German astronomer (1793–1866)

Karl Ludwig Hencke (8 April 1793 – 21 September 1866) was a German amateur astronomer and discoverer of minor planets. He is sometimes confused with Johann Franz Encke, another German astronomer.

==Biography==
Hencke was born in Driesen, Brandenburg (later Drezdenko, Poland). He volunteered in the Wars of Liberation (Befreiungskriege) for Prussia and was wounded at Lützen. Thereafter he served as post official at various places and finally was elected post master. After his retirement at age 45 for health reasons he lived in his city of birth where he served as city court judge.

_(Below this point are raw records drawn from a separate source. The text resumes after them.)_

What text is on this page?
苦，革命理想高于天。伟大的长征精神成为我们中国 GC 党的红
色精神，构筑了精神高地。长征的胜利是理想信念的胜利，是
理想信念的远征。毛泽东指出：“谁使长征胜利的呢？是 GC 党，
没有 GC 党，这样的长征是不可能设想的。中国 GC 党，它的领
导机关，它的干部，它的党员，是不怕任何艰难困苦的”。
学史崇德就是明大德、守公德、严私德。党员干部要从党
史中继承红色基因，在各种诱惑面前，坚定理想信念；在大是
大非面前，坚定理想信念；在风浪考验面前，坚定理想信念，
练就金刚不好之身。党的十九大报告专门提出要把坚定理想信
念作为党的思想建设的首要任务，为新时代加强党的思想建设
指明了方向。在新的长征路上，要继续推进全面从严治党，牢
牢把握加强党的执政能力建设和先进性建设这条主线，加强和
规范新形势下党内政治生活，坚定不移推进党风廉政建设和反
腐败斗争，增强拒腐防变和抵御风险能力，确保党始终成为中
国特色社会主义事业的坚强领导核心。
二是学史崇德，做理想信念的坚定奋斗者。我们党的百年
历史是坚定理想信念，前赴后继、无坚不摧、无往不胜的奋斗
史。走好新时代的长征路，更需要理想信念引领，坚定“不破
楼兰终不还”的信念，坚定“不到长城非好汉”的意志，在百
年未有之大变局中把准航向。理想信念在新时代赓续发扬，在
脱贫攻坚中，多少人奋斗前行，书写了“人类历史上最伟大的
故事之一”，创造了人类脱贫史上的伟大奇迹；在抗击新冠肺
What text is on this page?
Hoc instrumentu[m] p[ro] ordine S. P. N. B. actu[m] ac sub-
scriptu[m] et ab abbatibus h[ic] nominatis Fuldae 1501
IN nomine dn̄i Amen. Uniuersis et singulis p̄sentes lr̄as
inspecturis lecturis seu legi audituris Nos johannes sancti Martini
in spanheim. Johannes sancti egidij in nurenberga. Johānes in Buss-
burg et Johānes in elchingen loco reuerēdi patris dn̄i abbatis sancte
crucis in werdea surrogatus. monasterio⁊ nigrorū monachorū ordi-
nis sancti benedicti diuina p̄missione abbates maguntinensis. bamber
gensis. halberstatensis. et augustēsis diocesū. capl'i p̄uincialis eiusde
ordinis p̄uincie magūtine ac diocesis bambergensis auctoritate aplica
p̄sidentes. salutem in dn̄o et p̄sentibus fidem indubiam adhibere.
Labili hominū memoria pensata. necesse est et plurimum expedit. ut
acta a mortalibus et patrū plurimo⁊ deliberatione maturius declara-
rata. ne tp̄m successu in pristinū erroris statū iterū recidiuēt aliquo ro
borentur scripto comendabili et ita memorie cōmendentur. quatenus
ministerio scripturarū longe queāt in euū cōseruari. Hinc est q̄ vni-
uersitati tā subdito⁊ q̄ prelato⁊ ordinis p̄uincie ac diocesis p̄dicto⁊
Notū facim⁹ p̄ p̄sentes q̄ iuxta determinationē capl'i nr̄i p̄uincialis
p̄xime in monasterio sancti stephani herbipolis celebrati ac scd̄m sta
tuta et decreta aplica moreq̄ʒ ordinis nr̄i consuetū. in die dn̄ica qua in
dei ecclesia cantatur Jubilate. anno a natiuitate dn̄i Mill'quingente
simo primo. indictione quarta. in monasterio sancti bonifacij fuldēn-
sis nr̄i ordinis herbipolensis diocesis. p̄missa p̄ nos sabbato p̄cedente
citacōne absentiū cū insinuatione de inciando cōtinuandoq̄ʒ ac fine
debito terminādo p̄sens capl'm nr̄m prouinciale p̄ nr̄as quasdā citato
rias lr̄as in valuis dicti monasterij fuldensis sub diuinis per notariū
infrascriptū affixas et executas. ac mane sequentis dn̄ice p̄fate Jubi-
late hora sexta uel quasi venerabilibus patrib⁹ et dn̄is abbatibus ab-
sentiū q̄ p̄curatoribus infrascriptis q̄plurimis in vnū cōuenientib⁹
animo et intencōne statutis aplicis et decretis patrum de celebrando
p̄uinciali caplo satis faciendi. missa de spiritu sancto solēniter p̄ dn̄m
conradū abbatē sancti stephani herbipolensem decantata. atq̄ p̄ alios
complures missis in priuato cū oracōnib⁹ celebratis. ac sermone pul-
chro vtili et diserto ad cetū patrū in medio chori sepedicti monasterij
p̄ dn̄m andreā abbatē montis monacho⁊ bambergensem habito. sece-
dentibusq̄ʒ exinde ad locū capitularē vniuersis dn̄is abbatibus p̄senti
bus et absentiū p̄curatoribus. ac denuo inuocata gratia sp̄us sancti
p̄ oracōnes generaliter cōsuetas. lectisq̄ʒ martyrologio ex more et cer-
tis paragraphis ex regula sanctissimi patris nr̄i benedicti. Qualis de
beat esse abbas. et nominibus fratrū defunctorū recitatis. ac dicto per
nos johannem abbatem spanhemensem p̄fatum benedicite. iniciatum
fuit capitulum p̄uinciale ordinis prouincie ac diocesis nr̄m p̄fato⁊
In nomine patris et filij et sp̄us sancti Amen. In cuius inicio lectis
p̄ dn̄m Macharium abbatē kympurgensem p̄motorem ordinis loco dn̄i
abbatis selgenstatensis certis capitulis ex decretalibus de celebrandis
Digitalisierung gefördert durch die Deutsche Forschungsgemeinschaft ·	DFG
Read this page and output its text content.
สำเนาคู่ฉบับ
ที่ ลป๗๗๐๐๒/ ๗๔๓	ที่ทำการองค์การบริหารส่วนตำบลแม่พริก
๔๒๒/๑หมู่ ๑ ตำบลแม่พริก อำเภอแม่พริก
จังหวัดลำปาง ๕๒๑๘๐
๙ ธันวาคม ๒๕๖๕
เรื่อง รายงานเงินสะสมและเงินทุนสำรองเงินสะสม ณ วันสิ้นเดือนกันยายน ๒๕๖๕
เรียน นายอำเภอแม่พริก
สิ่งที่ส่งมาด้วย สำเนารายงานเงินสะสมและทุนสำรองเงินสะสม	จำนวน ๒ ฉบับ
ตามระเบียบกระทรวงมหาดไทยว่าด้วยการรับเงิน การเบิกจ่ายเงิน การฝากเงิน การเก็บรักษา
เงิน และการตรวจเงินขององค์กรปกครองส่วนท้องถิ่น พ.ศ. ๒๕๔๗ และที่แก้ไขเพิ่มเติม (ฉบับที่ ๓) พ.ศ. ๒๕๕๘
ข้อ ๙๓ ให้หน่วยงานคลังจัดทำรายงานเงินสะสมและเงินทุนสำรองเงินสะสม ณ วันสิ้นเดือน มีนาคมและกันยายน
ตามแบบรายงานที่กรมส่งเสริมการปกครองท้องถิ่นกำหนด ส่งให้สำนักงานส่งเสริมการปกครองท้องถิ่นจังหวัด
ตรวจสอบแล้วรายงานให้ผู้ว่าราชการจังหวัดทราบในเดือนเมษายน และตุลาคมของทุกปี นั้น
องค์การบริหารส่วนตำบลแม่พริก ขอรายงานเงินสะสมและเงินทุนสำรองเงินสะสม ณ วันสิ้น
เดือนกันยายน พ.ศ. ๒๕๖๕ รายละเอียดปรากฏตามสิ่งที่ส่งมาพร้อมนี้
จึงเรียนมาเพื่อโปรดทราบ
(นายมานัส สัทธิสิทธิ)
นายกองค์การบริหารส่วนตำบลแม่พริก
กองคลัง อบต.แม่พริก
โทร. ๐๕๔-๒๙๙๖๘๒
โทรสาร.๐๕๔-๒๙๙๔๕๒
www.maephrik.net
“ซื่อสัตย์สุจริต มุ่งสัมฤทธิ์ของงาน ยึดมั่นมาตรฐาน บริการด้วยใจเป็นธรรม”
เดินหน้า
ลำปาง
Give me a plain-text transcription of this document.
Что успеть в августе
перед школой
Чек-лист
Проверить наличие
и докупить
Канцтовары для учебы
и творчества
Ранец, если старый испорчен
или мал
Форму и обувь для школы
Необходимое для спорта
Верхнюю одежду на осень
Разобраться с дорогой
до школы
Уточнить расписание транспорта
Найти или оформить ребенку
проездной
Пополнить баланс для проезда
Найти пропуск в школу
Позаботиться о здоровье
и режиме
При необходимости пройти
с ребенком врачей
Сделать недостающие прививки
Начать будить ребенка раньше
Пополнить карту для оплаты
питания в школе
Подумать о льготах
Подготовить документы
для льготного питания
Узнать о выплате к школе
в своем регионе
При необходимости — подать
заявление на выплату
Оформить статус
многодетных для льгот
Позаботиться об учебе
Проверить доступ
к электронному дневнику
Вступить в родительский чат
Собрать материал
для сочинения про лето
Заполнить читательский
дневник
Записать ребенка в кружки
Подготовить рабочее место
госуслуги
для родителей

He discovered two asteroids from his private observatory at #9, Kietz (later #43, Kietzerstraße), Driesen, by comparing star maps with the sky seen through his telescope. The first, 5 Astraea, was the first asteroid discovered after the long gap that followed 4 Vesta, which was discovered in 1807. Other astronomers had abandoned their searches for more asteroids, convinced that there were only four. However, Hencke began searching in 1830, and fifteen years later met with success. Two years later he discovered his second asteroid 6 Hebe. He also worked on the improvement of star maps.

He died at the age of 73 in the Prussian town of Marienwerder. The asteroid 2005 Hencke – a main-belt asteroid of the Eunomia family, discovered by Swiss astronomer Paul Wild in 1973, was named in his memory (M.P.C. 4238).